Suriye’deki Müslüman kardeşlerimizin Allah’ın kendilerine vermiş olduğu hakları talep etmesi ve yıllardır maruz kaldıkları zulme bir son verilmesi adına ortaya koydukları izzetli direniş karşısında Beşar Esad’ın yaptıkları, zalim babasının zulmünü gölgede bırakmış durumda. Aylardır, çoluk çocuk, genç yaşlı demeden, hunharca katliamlarını sürdüren Esad’a bağlı Baas güçleri, cuma gecesi Humus’ta bombalar ve ağır silahlarla 400’ü aşkın Müslüman’ı şehit ederek ve yüzlercesini de yaralayarak 82 Şubat’ında yaşanan Hama katliamının bir benzerini yaşattı. İnsanlıktan nasibini almamış bu zalimler, hiçbir hukuk tanımadan, tüm inançlarda kutsal ve dokunulmaz addedilen mabetlere bile saldırmış ve zulüm karşısında sığınılacak tek yer olan Allah’a sığınan kardeşlerimizi orada katletmişlerdir.

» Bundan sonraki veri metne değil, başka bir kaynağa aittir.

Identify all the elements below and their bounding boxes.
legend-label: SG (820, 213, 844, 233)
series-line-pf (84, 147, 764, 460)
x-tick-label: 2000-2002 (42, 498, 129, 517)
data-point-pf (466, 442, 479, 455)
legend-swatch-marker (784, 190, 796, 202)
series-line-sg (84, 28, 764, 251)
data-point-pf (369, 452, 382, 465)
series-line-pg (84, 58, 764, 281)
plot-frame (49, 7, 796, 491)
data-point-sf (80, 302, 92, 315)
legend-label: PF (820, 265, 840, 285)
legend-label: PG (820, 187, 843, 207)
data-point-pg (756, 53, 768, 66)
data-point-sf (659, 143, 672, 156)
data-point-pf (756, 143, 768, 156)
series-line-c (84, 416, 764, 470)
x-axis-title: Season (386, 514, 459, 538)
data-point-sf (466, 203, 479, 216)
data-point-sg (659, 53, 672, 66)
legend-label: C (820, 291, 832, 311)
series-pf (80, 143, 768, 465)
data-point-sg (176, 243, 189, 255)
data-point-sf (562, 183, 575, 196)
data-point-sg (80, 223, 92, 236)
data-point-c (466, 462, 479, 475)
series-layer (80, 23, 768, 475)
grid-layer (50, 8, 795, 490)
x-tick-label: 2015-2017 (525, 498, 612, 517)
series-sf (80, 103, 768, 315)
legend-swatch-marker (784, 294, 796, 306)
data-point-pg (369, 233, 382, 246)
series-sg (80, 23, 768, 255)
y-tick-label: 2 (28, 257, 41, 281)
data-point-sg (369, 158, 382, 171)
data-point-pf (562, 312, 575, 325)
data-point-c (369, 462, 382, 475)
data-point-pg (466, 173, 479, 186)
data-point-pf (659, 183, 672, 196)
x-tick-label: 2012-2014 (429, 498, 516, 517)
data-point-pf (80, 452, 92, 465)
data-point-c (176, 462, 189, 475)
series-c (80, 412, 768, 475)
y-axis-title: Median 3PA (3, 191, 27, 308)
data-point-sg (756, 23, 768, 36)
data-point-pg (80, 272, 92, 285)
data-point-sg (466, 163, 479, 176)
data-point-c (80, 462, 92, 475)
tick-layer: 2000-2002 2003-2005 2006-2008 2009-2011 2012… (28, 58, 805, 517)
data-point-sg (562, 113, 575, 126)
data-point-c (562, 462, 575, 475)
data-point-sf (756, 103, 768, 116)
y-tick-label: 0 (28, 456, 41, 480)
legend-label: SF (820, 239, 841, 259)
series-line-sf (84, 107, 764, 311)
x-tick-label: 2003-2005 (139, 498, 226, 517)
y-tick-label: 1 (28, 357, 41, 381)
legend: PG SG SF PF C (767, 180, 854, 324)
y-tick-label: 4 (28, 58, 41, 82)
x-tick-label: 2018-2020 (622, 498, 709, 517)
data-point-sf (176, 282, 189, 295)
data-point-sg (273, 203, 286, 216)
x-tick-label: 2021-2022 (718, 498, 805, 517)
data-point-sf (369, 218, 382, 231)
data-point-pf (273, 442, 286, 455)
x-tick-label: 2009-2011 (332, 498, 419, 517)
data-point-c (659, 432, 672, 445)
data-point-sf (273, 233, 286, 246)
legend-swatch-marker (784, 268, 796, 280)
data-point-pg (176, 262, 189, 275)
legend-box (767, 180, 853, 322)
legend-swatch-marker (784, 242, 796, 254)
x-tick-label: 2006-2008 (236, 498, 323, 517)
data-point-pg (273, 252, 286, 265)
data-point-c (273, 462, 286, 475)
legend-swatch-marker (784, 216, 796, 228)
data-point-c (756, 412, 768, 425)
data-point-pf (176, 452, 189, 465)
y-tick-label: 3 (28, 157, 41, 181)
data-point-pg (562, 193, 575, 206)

Buradan şunun net bir şekilde bilinmesini istiyoruz; bizler Suriyeli kardeşlerimizin maruz kaldığı bu vahşi saldırılar ve sistematik zulüm karşısında büyük bir acı ve öfke duymaktayız. Aynı zamanda kardeşlerimizin hiçbir şekilde teslimiyeti ve acziyeti tercih etmeyerek yükselttikleri direnişten dolayı da büyük bir onur duymaktayız. Bizler Baas zulmü karşısında direnen Suriyeli kardeşlerimizin yanındayız. Bu haklı mücadelelerinde muzaffer olabilmeleri için izzet sahibi tüm Müslümanları, bu onurlu direnişin yanında saf tutmaya, Suriye intifadasını omuzlamaya davet ediyoruz. Humus’u kan gölüne çeviren, aylardır direnen halka karşı her türlü zulmü reva gören Baas diktasının artık ömrünün tükendiğini umuyor ve Baas zulmünü bir kez daha lanetliyoruz.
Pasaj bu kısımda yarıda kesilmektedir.